At what distance from a converging lens of focal length 12 cm must an object be placed in order that an image of magnification 1 will be produced?

Focal length, $f$ = $+$12 cm

Magnificatiom, $m$ = 1

To find: Distance of object $u$ from the lens.

Solution:

According to the magnification formula, we know that:

$m=\frac {v}{u}$

Substituting the given values in the formula we get-

$1=\frac {v}{u}$

$u=v$

Now, according to the lens formula, we know that:

$\frac {1}{v}-\frac {1}{u}=\frac {1}{f}$

$\frac {1}{(-u)}-\frac {1}{u}=\frac {1}{12}$    [image distance is taken negative $(-)$ as the magnification is 1, which means the image formed will be real and inverted and real-inverted image is formed on the right side of the convex lens]
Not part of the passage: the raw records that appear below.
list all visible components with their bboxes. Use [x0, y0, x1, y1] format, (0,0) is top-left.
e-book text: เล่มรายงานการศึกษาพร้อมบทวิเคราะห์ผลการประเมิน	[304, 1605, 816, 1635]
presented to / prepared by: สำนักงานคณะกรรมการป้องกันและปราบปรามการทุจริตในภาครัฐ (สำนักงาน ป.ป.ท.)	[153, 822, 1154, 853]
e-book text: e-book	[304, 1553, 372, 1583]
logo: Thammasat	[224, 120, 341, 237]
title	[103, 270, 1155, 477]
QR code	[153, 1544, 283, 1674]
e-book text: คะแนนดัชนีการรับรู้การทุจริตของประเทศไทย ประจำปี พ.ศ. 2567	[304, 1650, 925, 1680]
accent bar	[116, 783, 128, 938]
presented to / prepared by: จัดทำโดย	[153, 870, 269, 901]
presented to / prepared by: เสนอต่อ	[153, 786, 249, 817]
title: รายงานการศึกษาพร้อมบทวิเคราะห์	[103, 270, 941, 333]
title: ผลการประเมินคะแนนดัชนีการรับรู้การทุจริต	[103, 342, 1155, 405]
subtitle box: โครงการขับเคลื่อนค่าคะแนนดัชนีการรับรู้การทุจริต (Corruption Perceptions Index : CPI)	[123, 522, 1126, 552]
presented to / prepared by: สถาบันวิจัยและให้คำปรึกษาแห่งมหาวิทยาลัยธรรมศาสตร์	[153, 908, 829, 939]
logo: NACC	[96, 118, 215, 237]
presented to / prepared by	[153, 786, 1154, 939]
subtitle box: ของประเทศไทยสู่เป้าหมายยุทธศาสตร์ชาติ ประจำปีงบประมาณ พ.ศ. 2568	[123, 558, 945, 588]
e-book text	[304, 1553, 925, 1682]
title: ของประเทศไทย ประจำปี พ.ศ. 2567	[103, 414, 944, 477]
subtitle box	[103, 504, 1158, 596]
$-\frac {1}{u}-\frac {1}{u}=\frac {1}{12}$ 

$\frac {-1-1}{u}=\frac {1}{12}$ 

$\frac {-2}{u}=\frac {1}{12}$ 

$u=12\times {(-2)}$ 

$u=-24cm$

Thus, the object $u$ should be at a distance of 24 cm from the convex lens, and the negative $(-)$ sign for object distance implies that the object is on the left side of the convex lens.

Hence, the object is placed at a distance of 24 cm, and on the left side of the lens.